Solar express by L.EModesitt, Jr.  The first sentence is a paragraph long.  Others look equally difficult to parse, due to messy comma usage and odd phrasing.  “But then, he’d never had to deal with thePolicia Espacial, because all the FusExburners fell under the authority of DOEA, with all pilots holding officers’ commissions, and the pilots and other DOEA personnel used the high-speed magline to and from ONeill Station, both under DOEA, as opposed to the elevator’s standard climbers and main station, which were under the authority of the Sudam AES, and the Policia Espacial, who tended to be somewhat excessively enthusiastic in dealing with those of an Angle background” (p.15).  450 pages of pretty small print, difficult to read—I can’t do that to a program volunteer.  (0)

The second chances of Priam Wood by Alexander Rigby.  I remember that I had very high hopes for this, and that I skimmed it and left myself a disappointed and cryptic note.  Sentences are a bit muddled—commas instead of semicolons, fragments interspersed with full sentences—and the second chapter is a “here are the rules of this universe” where the dead character meets his dead dog who explains the (afterlife/book’s premise) to him.  Trite.  (0)

Memoirs of a polar bear by Yoko Tawada.  A little too surreal, not really believable.  (1)

The fever by Megan Abbott.  I can't figure out why this book is in Adult instead of YA-- flipping through the first half, all the main and secondary characters are teens and it's set in a high school.  I may have some difficulty selling that to 50 adults, most of them 45+.  (1)

The reckoning stones by Laura DiSilverio.  This seems good for a suspense novel (I tend to find them lacking in depth) but suspense doesn't usually need a circ boost.  I'm not finding anything to make it really stand out.  (1)

City of savages by Lee Kelly.  A slow-moving, character-focused post-apocalyptic story: definitely has promise. But the main characters seem to be to teen sisters, so I’ll pass on it for this program. (1)

Her by Harriet Lane.  I think it’s supposed to be languid and maybe stuck with ennui, but it just seems kind of… whiny.  (1)

The winter war by Philip Teir.  I have a hard time with books about unhappy people who make risky or selfish decisions.  The parts that illustrate the unhappy family life feel like wallowing.  It’s hard to be sympathetic to the character; take some responsibility. (3)

Untouchable by Ava Marsh.  Traditional suspense set-up but from a different angle.  Good—I may be interested enough to add it to my TBR list—but explicit sex scene in chapter 2 makes it hard to sell to large groups.  [oo, I forgot to write down this score.  I'm guessing a (2)]

A change of heart by Sonali Dev.  I browsed this one a little more heavily (after being so disappointed when I finally read all of The Bollywood affair), and although it is still a little unrefined, it seems better.  I forgot that I did use a book by this author in a previous program, so I’ll not double up. (2)

The well by Catherine Chanter.  I’m still sort of personally interested, but for something sorta-suspense-y, sorta-dystopian, I have better choices on my cart.  (2)

Dear Mr.

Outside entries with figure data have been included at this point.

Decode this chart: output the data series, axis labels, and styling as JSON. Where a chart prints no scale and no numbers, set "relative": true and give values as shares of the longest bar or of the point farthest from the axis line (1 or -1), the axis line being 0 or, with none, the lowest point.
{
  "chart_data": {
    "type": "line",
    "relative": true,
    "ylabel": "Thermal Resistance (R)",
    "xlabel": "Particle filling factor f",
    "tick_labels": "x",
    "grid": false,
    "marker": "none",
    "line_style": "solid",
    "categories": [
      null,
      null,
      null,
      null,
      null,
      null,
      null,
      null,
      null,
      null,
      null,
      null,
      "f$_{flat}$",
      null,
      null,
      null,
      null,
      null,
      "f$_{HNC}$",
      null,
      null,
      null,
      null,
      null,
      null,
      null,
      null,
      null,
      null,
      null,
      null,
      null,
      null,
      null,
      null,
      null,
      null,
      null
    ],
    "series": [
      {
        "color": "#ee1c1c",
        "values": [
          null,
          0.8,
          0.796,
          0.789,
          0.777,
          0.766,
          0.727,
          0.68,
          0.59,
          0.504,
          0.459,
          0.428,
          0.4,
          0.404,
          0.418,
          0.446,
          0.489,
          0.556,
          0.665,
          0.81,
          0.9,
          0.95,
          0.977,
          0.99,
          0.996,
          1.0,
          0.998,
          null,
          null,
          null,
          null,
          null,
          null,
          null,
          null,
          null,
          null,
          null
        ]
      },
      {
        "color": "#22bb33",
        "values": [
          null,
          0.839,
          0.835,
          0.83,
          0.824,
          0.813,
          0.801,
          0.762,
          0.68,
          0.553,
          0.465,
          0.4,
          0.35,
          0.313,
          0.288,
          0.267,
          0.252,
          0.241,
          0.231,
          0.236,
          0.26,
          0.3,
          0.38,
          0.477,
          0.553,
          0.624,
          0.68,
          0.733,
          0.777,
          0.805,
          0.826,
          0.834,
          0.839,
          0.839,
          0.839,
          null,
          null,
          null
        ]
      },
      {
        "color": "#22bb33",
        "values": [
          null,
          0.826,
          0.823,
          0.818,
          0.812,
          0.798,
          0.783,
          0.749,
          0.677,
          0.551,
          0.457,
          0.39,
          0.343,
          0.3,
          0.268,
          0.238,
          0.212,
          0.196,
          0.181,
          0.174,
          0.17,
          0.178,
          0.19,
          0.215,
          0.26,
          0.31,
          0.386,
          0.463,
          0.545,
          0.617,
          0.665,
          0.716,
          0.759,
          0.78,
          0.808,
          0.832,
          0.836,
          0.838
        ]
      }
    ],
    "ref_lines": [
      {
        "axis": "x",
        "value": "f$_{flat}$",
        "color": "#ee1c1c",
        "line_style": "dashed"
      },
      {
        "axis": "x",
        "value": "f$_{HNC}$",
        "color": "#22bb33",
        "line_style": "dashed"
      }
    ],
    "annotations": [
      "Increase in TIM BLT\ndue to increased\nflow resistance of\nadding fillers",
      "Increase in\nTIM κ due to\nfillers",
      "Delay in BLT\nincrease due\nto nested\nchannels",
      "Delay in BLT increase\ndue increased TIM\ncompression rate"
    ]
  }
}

M by Herman Koch.  Written in second person from an (as far as I can surmise) unidentified narrator.  Not for mass consumption?  (2)

Burning down George Orwell’s house by Andrew Ervin.  Maybe a good readalike for A man called Ove?  But some readers may not like all the f-bombs; when even I notice the frequency, the author may be using them a little bit liberally.  (1)

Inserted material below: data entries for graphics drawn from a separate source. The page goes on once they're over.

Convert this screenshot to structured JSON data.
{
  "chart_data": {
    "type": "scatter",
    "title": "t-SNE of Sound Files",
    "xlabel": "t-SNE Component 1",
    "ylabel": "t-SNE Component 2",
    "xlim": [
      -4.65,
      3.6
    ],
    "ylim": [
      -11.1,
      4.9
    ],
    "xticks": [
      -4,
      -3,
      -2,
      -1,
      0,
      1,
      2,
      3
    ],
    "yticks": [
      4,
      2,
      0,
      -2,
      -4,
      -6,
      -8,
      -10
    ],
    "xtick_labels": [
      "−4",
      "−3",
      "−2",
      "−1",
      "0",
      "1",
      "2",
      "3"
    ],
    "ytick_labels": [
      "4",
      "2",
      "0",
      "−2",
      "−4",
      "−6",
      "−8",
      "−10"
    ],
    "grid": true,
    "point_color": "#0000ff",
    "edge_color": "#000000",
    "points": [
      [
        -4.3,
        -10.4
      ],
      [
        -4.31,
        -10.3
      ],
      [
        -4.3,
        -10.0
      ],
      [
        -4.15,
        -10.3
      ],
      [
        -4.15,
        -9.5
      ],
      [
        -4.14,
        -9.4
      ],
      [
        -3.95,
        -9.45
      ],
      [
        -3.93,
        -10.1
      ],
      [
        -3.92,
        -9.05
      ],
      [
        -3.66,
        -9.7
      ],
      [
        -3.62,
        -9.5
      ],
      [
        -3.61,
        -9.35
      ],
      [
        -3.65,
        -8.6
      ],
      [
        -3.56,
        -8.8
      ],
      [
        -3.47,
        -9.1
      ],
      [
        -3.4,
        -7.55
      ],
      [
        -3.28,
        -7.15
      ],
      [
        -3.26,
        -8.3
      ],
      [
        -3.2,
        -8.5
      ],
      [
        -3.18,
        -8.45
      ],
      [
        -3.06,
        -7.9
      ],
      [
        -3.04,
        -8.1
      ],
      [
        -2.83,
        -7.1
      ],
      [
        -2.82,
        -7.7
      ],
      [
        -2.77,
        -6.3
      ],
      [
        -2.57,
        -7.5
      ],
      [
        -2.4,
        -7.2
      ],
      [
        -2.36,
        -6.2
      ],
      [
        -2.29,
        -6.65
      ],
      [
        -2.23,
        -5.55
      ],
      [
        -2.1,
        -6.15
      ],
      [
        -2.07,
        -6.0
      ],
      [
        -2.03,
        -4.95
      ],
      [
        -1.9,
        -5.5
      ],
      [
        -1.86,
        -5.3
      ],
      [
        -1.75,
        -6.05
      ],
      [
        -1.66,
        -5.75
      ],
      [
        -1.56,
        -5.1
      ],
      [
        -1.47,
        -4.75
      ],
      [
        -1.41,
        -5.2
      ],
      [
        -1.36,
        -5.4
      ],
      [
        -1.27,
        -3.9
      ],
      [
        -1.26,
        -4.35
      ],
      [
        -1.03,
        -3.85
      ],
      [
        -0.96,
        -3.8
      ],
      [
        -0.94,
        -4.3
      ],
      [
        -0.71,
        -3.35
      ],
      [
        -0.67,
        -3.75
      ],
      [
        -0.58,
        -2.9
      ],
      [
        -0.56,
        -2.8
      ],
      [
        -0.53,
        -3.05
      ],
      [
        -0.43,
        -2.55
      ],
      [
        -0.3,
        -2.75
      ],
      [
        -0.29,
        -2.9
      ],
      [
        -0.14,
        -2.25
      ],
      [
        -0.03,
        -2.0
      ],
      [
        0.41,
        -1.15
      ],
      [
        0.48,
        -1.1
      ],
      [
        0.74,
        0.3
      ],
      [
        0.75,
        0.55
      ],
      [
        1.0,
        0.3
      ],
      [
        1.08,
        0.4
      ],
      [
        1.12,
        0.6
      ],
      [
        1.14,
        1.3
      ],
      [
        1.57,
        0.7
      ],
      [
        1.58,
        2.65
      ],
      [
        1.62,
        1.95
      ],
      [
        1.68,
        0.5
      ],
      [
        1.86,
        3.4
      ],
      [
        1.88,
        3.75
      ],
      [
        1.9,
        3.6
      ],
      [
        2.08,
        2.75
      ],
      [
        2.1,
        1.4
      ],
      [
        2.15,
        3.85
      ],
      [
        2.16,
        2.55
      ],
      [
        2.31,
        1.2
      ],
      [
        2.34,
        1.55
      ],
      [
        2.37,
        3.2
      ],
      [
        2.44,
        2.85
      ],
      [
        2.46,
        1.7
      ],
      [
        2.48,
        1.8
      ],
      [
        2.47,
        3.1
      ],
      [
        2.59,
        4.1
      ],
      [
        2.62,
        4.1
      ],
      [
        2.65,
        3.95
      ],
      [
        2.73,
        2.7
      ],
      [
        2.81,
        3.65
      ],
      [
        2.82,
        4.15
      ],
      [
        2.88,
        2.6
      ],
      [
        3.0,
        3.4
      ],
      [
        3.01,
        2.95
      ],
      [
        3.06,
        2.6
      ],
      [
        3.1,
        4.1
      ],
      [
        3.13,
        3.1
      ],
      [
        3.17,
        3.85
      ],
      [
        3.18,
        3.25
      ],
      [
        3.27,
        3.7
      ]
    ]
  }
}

The last Neanderthal by Claire Cameron. Much better than anything by Jean Auel, but pre-history historical fiction fans are probably fewer; easier to sell something set a little more recently.  The historical sections are quite elegant, if frank, but the modern-set chapters feel unpolished.  (3)

Fancy by Jeremy M. Davies.  There’s no description, no silent narration to the reader; it’s nonstop talking from a character to another character.  A little too out-there.  It’s like reading a play or screenplay, but without the stage directions, and it’s a one-man show.  (2)

*last time I shared my program run-through, I alphabetized the list, but that doesn't actually make much sense in this context, because not only do I look at each book individually but I also have to look at how the 6 (will) fit together, so what I pick up and the order I grab them in seems to have an impact.